Turns out people don't know what g looks like

Comments

  • Chris Lozos
    Chris Lozos Posts: 1,458
    Makes perfect sense to me.  Perhaps if they were asked to "draw" this g instead of write it, they have changed the outcome,
  • Interesting. I'd like to see that study continued by showing participants four words each with a different g variation. I'd be curious if the detection rate increases.

    Also, it shows how far removed from handwriting the looped g is to the writers of this day and age.
  • Mark Simonson
    Mark Simonson Posts: 1,734
    Normal people don't look at letters or think much about their shapes, as long as they can read it. I think in the case of the two-story g, the presence of the double bowl is the important part for recognizing it, the other details don't really matter. I know of at least one typeface where it consists only of the two bowls (I don't recall its name) and it works.
  • Some typefaces vary the topology of /g rather liberally, and there's pretty much a continuum of shapes between the mono- and binocular paradigms. The Koch /g and Lato's italic /g come to mind.

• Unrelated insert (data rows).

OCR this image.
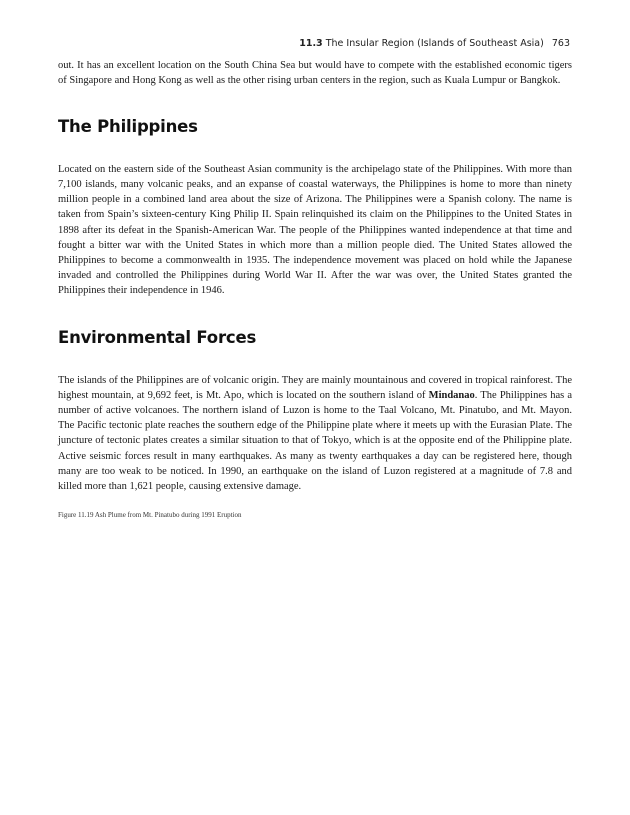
11.3 The Insular Region (Islands of Southeast Asia) 763

out. It has an excellent location on the South China Sea but would have to compete with the established economic tigers of Singapore and Hong Kong as well as the other rising urban centers in the region, such as Kuala Lumpur or Bangkok.

The Philippines

Located on the eastern side of the Southeast Asian community is the archipelago state of the Philippines. With more than 7,100 islands, many volcanic peaks, and an expanse of coastal waterways, the Philippines is home to more than ninety million people in a combined land area about the size of Arizona. The Philippines were a Spanish colony. The name is taken from Spain’s sixteen-century King Philip II. Spain relinquished its claim on the Philippines to the United States in 1898 after its defeat in the Spanish-American War. The people of the Philippines wanted independence at that time and fought a bitter war with the United States in which more than a million people died. The United States allowed the Philippines to become a commonwealth in 1935. The independence movement was placed on hold while the Japanese invaded and controlled the Philippines during World War II. After the war was over, the United States granted the Philippines their independence in 1946.

Environmental Forces

The islands of the Philippines are of volcanic origin. They are mainly mountainous and covered in tropical rainforest. The highest mountain, at 9,692 feet, is Mt. Apo, which is located on the southern island of Mindanao. The Philippines has a number of active volcanoes. The northern island of Luzon is home to the Taal Volcano, Mt. Pinatubo, and Mt. Mayon. The Pacific tectonic plate reaches the southern edge of the Philippine plate where it meets up with the Eurasian Plate. The juncture of tectonic plates creates a similar situation to that of Tokyo, which is at the opposite end of the Philippine plate. Active seismic forces result in many earthquakes. As many as twenty earthquakes a day can be registered here, though many are too weak to be noticed. In 1990, an earthquake on the island of Luzon registered at a magnitude of 7.8 and killed more than 1,621 people, causing extensive damage.

Figure 11.19 Ash Plume from Mt. Pinatubo during 1991 Eruption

    As for «just two bowls», Quinoa's variants come close:


  • Kent Lew
    Kent Lew Posts: 937
    I wonder whether if you showed a group of people four cropped photos of noses only and asked them to pick out the one that belonged to their best friend, you might get similar results.

    And I wonder whether they’d do any better if they’d been taught how to sculpt portraits of their friends out of clay when they were growing up.
  • Ori Ben-Dor
    Ori Ben-Dor Posts: 386
    I haven't noticed Lato italic's /g before. Its ear faces the right direction, but the loop is  mirrored. Interesting. Personally I don't like it, but it doesn't look completely wrong, probably because it's not far from a single story g.

    It's also worth mentioning Benguiat's /g, which reconstructs the single story g from non-standard strokes.
  • The same effect can be observed when you ask people to draw well-known logos from memory: https://www.signs.com/branded-in-memory/
  • John Hudson
    John Hudson Posts: 3,186
    Or common objects such as bicycles.
  • Or common objects such as bicycles.
    Indeed. Though some of these look pretty cool. https://www.wired.com/2016/04/can-draw-bikes-memory-definitely-cant/

    With regards to the g, I wonder how odd g's influence legibility. 
  • Craig Eliason
    Craig Eliason Posts: 1,436
  • Kent Lew
    Kent Lew Posts: 937
    Wow, Craig, that vintage sure has some legs. ;-)
  • Stephen Coles
    Stephen Coles Posts: 1,007
    I know of at least one typeface where it consists only of the two bowls (I don't recall its name) and it works.
    Maybe you’re thinking of Ladislav?
  • Chris Lozos
    Chris Lozos Posts: 1,458
    Here is my Dez Petranian:
  • Mark Simonson
    Mark Simonson Posts: 1,734
    edited April 2018
    I think it was Vero:


    Not exactly a classic. Don't think I've ever seen it anywhere but in a type catalog. I suspect there may have been many more weights and styles. (And look: Tall instead of Condensed!)
  • AbiRasheed
    AbiRasheed Posts: 238
    @Craig Eliason Sorry man but holy smokes that g looks horrible specially for that sort of raised UV printing. 
  • Nick Shinn
    Nick Shinn Posts: 2,207
    Teaching type design to graphic design students, in University, I found that many of them instinctively placed the crossbar of /f low, as in Antique Olive.
  • Nick Shinn
    Nick Shinn Posts: 2,207
    edited April 2018
    Always impressed with Poor Richard’s /g (and other characters!)
  • It wasn’t until trying to design a /k that I realised I had *absolutely no idea* how they worked.
  • Adam Jagosz
    Adam Jagosz Posts: 689
    I wouldn't say Lato's g is flipped, the stroke connecting the bowls is curved the same direction as in regular g's. I'd say it was rather translated to the right by a decent distance.